Avec la hausse du coût de la vie, une question demeure année après année. A partir de quel budget peut-on vivre « correctement » en France? Dans un contexte de hausse globale des prix et de crise énergétique, l’Institut de recherche économique et sociale a étudié les dépenses des ménages au cours des six derniers mois. Objectif : évaluer le panier de biens nécessaire aux ménages pour mener une vie décente.
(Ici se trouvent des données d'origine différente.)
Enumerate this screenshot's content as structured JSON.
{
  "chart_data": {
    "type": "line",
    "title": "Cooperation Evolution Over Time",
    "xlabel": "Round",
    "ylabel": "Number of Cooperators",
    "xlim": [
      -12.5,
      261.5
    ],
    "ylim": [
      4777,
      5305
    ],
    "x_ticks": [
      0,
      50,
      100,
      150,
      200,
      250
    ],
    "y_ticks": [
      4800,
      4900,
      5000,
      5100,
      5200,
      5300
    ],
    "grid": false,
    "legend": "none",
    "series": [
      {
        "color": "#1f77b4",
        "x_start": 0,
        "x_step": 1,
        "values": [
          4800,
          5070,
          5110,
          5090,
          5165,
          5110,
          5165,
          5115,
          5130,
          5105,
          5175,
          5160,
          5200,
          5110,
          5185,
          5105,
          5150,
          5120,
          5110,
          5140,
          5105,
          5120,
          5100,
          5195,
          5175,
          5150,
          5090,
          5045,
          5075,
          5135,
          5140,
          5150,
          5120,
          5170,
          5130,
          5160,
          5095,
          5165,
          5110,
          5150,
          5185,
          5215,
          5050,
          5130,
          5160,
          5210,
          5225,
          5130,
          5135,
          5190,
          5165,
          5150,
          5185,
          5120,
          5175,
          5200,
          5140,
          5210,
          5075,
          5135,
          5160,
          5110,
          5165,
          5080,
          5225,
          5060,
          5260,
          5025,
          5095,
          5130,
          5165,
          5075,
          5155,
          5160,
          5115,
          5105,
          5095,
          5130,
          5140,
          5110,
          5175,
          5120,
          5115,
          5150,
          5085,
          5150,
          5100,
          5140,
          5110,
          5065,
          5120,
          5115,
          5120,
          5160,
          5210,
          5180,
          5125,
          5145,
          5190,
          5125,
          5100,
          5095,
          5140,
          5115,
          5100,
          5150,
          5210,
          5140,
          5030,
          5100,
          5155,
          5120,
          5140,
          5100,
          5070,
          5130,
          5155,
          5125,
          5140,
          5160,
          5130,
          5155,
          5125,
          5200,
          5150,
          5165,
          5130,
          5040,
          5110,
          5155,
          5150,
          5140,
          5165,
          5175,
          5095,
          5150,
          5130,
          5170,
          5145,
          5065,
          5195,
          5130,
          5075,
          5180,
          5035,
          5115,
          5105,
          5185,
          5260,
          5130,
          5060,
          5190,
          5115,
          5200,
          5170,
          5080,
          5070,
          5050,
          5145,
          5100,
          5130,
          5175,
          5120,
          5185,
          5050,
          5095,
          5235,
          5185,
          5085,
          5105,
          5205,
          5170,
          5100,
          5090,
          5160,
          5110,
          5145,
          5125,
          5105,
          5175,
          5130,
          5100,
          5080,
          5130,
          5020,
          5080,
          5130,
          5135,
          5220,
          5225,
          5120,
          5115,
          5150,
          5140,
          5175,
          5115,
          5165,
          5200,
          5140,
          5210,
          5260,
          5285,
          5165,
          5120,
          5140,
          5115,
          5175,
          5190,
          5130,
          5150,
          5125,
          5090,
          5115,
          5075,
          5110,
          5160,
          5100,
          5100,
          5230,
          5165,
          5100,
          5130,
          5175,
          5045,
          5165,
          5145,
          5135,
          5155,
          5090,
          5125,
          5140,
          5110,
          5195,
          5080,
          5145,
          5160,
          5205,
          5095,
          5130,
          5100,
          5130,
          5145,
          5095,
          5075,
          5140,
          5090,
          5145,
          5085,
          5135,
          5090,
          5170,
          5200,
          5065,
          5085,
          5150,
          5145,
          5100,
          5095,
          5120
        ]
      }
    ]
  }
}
Un chercheur de l’Institut de recherches économiques et sociales (Ires) explique qu’aujourd’hui, pour vivre décemment, une personne célibataire, par exemple, doit compter un budget de 1 634 €. Une somme portée à 3 744 € pour un couple avec deux enfants.

En 2014, l’Onpes avait calculé qu’il fallait disposer d’un budget de 1 424 € pour une personne seule et jusqu’à 3 284 € pour un couple d’actifs avec deux enfants. En 2022, en prenant en compte les indices de prix, le revenu minimum nécessaire s’élèverait à 1 634 € pour une personne seule, soit 195 € de plus.

Il faut aussi 1 836 € pour une personne retraitée seule et 2540 € pour un couple de retraités. Ou encore 2 273 € pour un couple sans enfant et 3 003 € pour une famille monoparentale.

Toutes ces catégories ont connu la même augmentation depuis les chiffres publiés huit ans plus tôt. Mauvaise nouvelle pour l’économiste de l’Ires qui a réalisé l’étude, Pierre Concialdi, « les budgets de référence augmentent plus vite que l’inflation ». Il note aussi le poids croissant du logement dans le budget des ménages qui reste « le premier poste budgétaire » variant entre « 24 à près de 40 % selon les configurations familiales ». Mais d’autres postes sont aussi en nette hausse : le prix de l’énergie (+41,9 %), les tarifs d’assurance (+17,7%), le poste alimentation (plus de 20 %) ou celui des transports.

L’étude note qu’en ce qui concerne les salaires réels des ménages, « plus d’un tiers d’entre eux (environ 34 à 35%) n’ont pas suffisamment de sources salariales pour accéder à un niveau de vie minimum décent ». Autrement dit, plus d’un tiers des ménages risquent de basculer dans la précarité ou la pauvreté, une proportion qui reste la même qu’en 2014.

« Pour tous les ménages étudiés, la hausse de ces budgets a été plus forte depuis 2014 que celle observée pour l’évolution moyenne des prix. Quand les adultes du ménage travaillent à temps plein au salaire minimum, les ressources salariales sont insuffisantes pour atteindre ces budgets minimums. Ce déficit s’observe pour tous les ménages, sauf pour les couples bi actifs (avec deux Smic) sans enfants », détaille l’institut dans sa note publiée .

Et lorsque l’évolution des salaires n’augmente pas, « cette situation exacerbe les difficultés au quotidien des ménages les plus modestes, qui ont de plus en plus de mal à joindre les deux bout, a conclu l’économiste.